Metamath Proof Explorer

Theorem xadd0ge2

Description: A number is less than or equal to itself plus a nonnegative extended real. (Contributed by Glauco Siliprandi, 17-Aug-2020)

Ref Expression
Hypotheses xadd0ge2.a 
|- ( ph -> A e. RR* )
xadd0ge2.b 
|- ( ph -> B e. ( 0 [,] +oo ) )
Assertion xadd0ge2 
|- ( ph -> A <_ ( B +e A ) )

Proof

Step Hyp Ref Expression
1 xadd0ge2.a 
 |-  ( ph -> A e.
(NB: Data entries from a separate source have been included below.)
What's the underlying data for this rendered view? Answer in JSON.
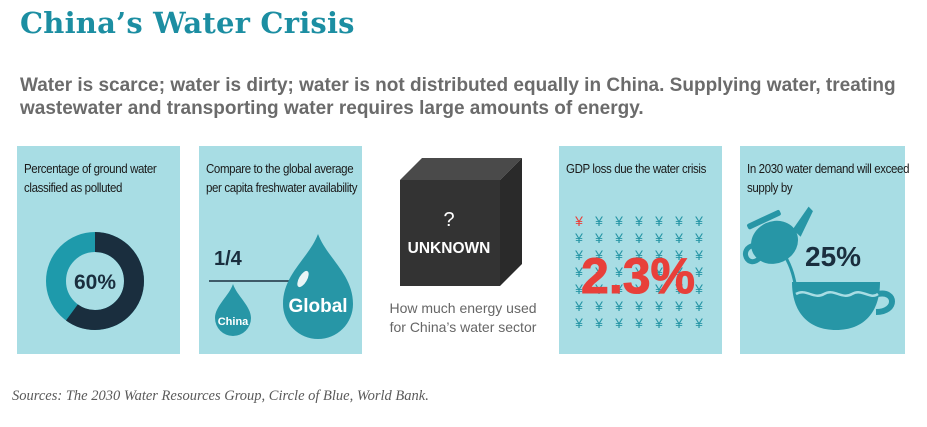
{
  "title": "China’s Water Crisis",
  "subtitle": "Water is scarce; water is dirty; water is not distributed equally in China. Supplying water, treating wastewater and transporting water requires large amounts of energy.",
  "panels": {
    "polluted": {
      "label": "Percentage of ground water classified as polluted",
      "value_text": "60%",
      "value_fraction": 0.6
    },
    "freshwater": {
      "label": "Compare to the global average per capita freshwater availability",
      "fraction_text": "1/4",
      "small_drop": "China",
      "large_drop": "Global"
    },
    "energy": {
      "box_mark": "?",
      "box_label": "UNKNOWN",
      "caption": "How much energy used for China’s water sector"
    },
    "gdp": {
      "label": "GDP loss due the water crisis",
      "value_text": "2.3%",
      "glyph": "¥"
    },
    "demand": {
      "label": "In 2030 water demand will exceed supply by",
      "value_text": "25%"
    }
  },
  "sources": "Sources: The 2030 Water Resources Group, Circle of  Blue, World Bank.",
  "colors": {
    "title": "#1c8ea2",
    "panel": "#a8dde4",
    "teal": "#2796a6",
    "dark": "#1a2e3e",
    "accent": "#e8403a"
  },
  "icons": [
    "donut-chart-icon",
    "water-drop-icon",
    "cube-icon",
    "yen-icon",
    "teapot-icon",
    "cup-icon"
  ]
}
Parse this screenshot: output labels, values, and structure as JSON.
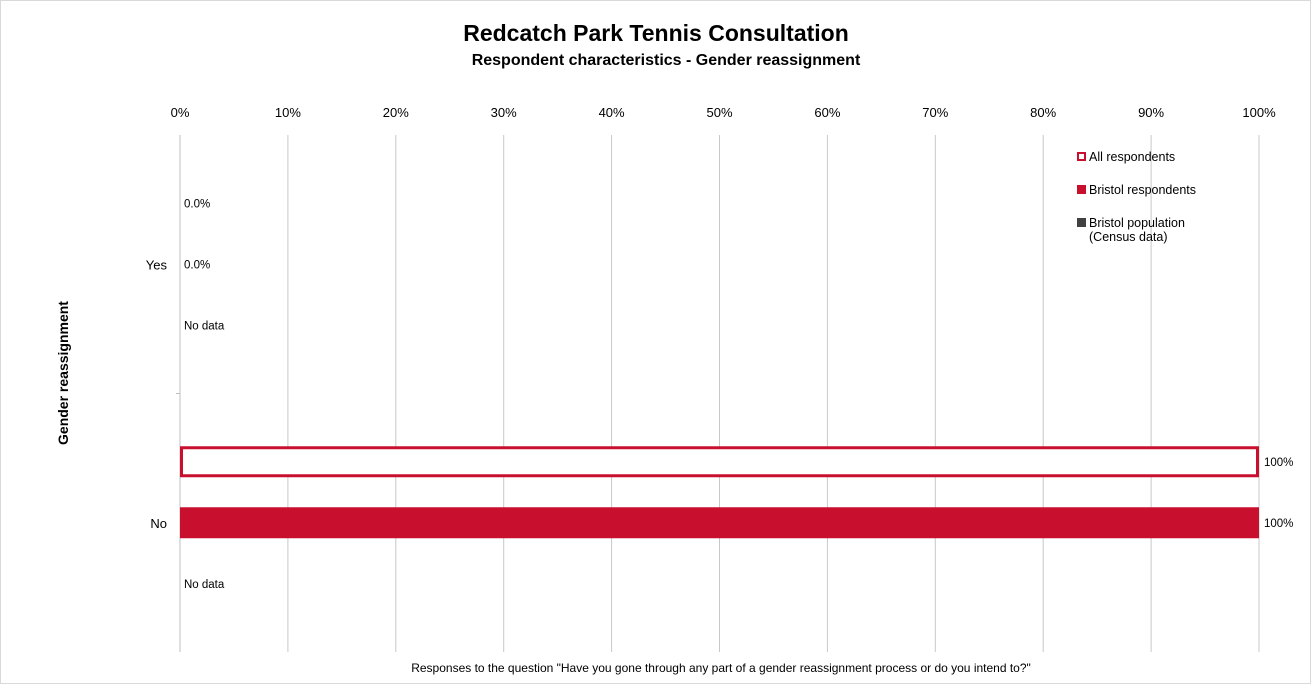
{
  "chart_data": {
    "type": "bar",
    "orientation": "horizontal",
    "title": "Redcatch Park Tennis Consultation",
    "subtitle": "Respondent characteristics - Gender reassignment",
    "ylabel": "Gender reassignment",
    "xlabel": "Responses to the question \"Have you gone through any part of a gender reassignment process or do you intend to?\"",
    "xlim": [
      0,
      100
    ],
    "x_ticks": [
      "0%",
      "10%",
      "20%",
      "30%",
      "40%",
      "50%",
      "60%",
      "70%",
      "80%",
      "90%",
      "100%"
    ],
    "x_axis_position": "top",
    "grid": true,
    "legend_position": "top-right",
    "categories": [
      "Yes",
      "No"
    ],
    "series": [
      {
        "name": "All respondents",
        "color": "#c8102e",
        "style": "outline",
        "values": [
          0,
          100
        ],
        "labels": [
          "0.0%",
          "100%"
        ]
      },
      {
        "name": "Bristol respondents",
        "color": "#c8102e",
        "style": "solid",
        "values": [
          0,
          100
        ],
        "labels": [
          "0.0%",
          "100%"
        ]
      },
      {
        "name": "Bristol population (Census data)",
        "legend_lines": [
          "Bristol population",
          "(Census data)"
        ],
        "color": "#404040",
        "style": "solid",
        "values": [
          null,
          null
        ],
        "labels": [
          "No data",
          "No data"
        ]
      }
    ]
  }
}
RR* )
2 xadd0ge2.b 
 |-  ( ph -> B e. ( 0 [,] +oo ) )
3 1 2 xadd0ge 
 |-  ( ph -> A <_ ( A +e B ) )
4 iccssxr 
 |-  ( 0 [,] +oo ) C_ RR*
5 4 2 sselid 
 |-  ( ph -> B e. RR* )
6 1 5 xaddcomd 
 |-  ( ph -> ( A +e B ) = ( B +e A ) )
7 3 6 breqtrd 
 |-  ( ph -> A <_ ( B +e A ) )